Thursday, March 5, 2009

(PNN) NEW KPD BUDGET UP 4% DESPITE ORDERED 10% CUTS

NEW KPD BUDGET UP 4% DESPITE ORDERED 10% CUTS

The Kaua`i Police Department “will not meet the 10% budget cuts” ordered by Mayor Bernard Carvalho and will actually show a 4% increase “due to collective bargaining agreements”, Police Commissioner Tom Iannucci told the commission at it’s meeting last Friday (Feb 27),

As PNN first- and still exclusively- reported in January, Carvalho has ordered all department heads to make 10% “across the board” cuts to their proposed 2009-10 budgets.

The full budget is due in the council’s hands by March 15.

Overtime, due to the chronic shortage of sworn officers that has plagued the department for more than a decade, is the prime reason for the non-compliance of the department according to Chief Darryl Perry.

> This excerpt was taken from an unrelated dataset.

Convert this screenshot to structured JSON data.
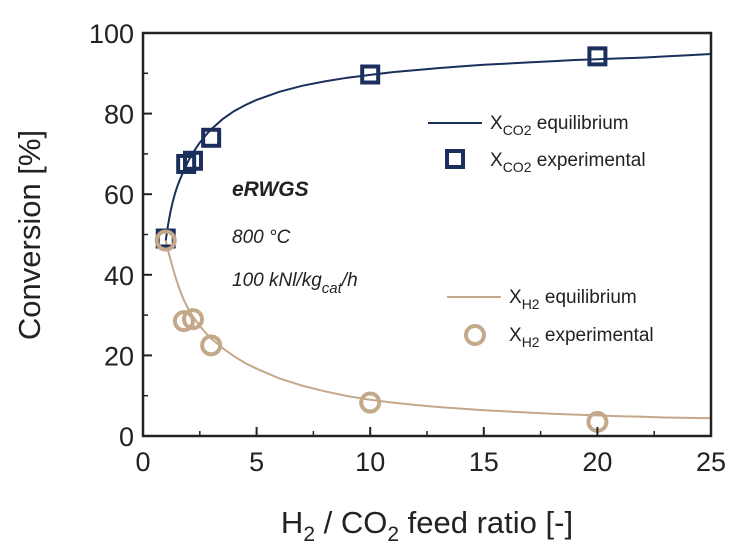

He explained to commissars the domino effects of the shortage that caused some officers to work almost double normal number of hours, often at time-and-a-half or even double time in some instances.

He said another contributing factor is the shortage of not just sworn officers but also of civilian public safety workers who staff the cell block causing the department to take officers off the beat to guard those who are arrested.

According to Perry the department currently has 17 vacancies but hopes to graduate all 13 recruits in the current class that ends July 31 and start another in August or September.

Perry told the commission that the department is willing to “go the extra mile” to give individual help to any recruit who shows signs of dropping out and anticipates a 100% graduation rate this time around.

But the fact that there are 91 candidate right now who are awaiting processing and background checks caused Commissioner Leon Gonsalves to chide Perry for not moving fast enough to bring the department up to it’s full staffing complement of 148 sworn public safety officers.

Perry told the commission that the three or four officers devoted to doing the background checks- often stated as the main delay in processing- were enough. But Gonsalves told Perry “we’ve got to step it up” saying he’s been dismayed at the more than deliberate manner that new recruits are processed for the six years he’s been on the commission.

Gonsalves expressed displeasure over the year or more it has routinely taken from the time of application to beginning the class and told Perry that “guys are falling away” because it takes so long.

Perry also told the commission that even at 148 sworn officers KPD is short staffed by 26 officers when compared to the other counties’ officer-to-population ratios.

That situation may be addressed in the near future by what Perry said was “a billion dollars out there” in federal money some of which will allow KPD to expand the number of slots for officers by 35.

The federal funding would cover the first three years of salary for each new officer but after that the county would need to fund them causing one commissioner to remark that the council has been slow to authorize raising the number of officers despite their oft stated dedication to providing “whatever the department needs” to insure public safety.

Also on the commission agenda, after a report indicating rising crime figures on Kaua`i, when asked by a commissioner why Perry stated that “we have intelligence that some guys are coming over from O`ahu to commit crime” in addition to citing tough economic times as a traditional time of increased crime.

In addition to not meeting the 10% across the board cuts the department is also trying to get out from under the hiring freeze the county has imposed for “support staff”.

When asked about it by a commissioner Perry grinned and said “you had to ask me that” before carefully choosing his words in saying “we’re working with the Mayor’s office on that".

The commission also voted to go ahead and host the Hawai`i state police commissioner’s meeting this May after much debate about cost and the need for the department budget to be spent on departmental needs. To reduce costs the convention will use local speakers such as U.S. Attorney Ed Kubo who will be the keynote speaker.